Scientific classification
- Kingdom: Animalia
- Phylum: Chordata
- Class: Actinopterygii
- Order: Siluriformes
- Family: Pimelodidae
- Genus: Pseudoplatystoma
- Species: P. punctifer
- Binomial name: Pseudoplatystoma punctifer (Castelnau, 1855)
- Synonyms: Platystoma punctifer; Pseudoplatystoma fasciatum punctifer; Pseudoplatystoma fasciatum intermedium; Pseudoplatystoma fasciatum brevifile; Pseudoplatystoma fasciatum nigricans;

= Pseudoplatystoma punctifer =

- Authority: (Castelnau, 1855)
- Conservation status: LC
- Synonyms: Platystoma punctifer, Pseudoplatystoma fasciatum punctifer, Pseudoplatystoma fasciatum intermedium, Pseudoplatystoma fasciatum brevifile, Pseudoplatystoma fasciatum nigricans

Species of fish

Pseudoplatystoma punctifer, the spotted tiger shovelnose catfish, is a species of long-whiskered catfish native to the Amazon basin, in Bolivia, Brazil, Colombia, Ecuador, Peru, and Venezuela.

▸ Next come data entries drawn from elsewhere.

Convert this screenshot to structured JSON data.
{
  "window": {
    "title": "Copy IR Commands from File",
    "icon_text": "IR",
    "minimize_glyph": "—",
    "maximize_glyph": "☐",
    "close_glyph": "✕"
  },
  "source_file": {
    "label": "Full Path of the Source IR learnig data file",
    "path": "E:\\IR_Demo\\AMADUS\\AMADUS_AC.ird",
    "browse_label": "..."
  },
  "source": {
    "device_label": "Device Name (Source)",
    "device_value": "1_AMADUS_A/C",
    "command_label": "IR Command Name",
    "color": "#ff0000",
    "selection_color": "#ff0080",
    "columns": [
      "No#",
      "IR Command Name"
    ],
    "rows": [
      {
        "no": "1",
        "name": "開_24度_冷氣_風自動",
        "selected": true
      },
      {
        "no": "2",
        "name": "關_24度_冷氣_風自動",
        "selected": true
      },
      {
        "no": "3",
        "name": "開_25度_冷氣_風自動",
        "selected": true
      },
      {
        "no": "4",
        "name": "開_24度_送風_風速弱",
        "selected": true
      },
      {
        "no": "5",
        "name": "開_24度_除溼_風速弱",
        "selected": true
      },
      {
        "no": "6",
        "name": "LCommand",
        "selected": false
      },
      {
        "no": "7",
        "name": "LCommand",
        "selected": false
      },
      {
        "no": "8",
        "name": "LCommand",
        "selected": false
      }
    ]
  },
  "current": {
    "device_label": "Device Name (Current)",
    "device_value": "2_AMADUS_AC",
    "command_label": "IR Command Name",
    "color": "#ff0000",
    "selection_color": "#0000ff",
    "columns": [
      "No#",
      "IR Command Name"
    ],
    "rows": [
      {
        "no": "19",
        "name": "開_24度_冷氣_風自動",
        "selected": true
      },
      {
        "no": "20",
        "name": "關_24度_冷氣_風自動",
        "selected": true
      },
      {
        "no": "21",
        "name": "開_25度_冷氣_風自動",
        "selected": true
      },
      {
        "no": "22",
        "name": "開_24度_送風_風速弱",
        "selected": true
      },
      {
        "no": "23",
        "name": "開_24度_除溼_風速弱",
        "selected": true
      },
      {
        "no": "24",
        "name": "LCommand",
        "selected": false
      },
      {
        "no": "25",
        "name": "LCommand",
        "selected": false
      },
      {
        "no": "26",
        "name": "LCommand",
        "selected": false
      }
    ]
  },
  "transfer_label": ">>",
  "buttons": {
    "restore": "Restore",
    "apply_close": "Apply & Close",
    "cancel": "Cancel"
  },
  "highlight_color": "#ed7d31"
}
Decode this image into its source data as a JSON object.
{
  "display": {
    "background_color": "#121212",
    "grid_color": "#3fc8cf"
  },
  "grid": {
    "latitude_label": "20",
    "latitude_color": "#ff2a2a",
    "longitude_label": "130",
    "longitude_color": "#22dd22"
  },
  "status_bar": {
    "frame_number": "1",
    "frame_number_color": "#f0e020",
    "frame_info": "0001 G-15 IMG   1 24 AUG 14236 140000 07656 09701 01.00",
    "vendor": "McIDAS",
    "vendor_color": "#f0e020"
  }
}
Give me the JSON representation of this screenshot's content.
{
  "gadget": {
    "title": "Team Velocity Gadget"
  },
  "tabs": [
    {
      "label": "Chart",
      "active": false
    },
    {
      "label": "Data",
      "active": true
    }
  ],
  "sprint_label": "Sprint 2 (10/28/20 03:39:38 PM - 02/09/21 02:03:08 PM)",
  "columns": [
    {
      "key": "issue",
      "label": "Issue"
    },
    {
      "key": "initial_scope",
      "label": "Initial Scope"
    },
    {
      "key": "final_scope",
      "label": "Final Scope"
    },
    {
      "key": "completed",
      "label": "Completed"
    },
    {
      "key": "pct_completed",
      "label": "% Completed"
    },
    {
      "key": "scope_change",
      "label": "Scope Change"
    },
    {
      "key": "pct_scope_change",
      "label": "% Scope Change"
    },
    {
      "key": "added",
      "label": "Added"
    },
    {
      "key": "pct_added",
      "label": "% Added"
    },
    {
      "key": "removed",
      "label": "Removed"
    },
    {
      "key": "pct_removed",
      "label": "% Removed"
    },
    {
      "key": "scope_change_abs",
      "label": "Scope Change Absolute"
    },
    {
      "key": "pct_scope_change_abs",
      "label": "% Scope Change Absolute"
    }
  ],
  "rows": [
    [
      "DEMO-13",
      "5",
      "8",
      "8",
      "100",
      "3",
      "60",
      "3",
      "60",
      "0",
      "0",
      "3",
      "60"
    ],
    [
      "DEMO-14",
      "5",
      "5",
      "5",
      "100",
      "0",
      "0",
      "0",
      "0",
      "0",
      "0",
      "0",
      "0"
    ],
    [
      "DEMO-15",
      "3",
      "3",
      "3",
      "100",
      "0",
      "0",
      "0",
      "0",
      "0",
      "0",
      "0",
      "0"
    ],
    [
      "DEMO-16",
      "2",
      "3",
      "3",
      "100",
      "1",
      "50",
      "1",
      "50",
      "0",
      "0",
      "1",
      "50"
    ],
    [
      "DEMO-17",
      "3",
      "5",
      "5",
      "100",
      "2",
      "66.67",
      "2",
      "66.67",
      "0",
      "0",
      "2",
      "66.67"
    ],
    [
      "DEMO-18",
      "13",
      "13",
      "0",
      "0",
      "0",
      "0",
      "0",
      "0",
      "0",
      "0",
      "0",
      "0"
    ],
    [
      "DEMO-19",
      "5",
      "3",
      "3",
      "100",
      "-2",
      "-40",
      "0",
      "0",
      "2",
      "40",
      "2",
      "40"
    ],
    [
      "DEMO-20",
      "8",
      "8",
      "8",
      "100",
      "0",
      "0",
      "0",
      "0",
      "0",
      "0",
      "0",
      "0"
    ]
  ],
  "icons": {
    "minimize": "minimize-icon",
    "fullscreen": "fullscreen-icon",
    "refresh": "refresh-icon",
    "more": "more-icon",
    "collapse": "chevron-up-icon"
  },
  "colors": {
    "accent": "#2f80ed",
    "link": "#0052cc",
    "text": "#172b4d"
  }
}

It is a commercially farmed species, and it is difficult to harvest as it appears to be highly selective with its diet and exhibits cannibalistic behaviors. Other behaviors and developmental patterns vary based on both diet as well as parental behaviors that influence the organisms development from the Larval stage.

This species reaches a maximum of 140 cm in total length; 37–40 vertebrae.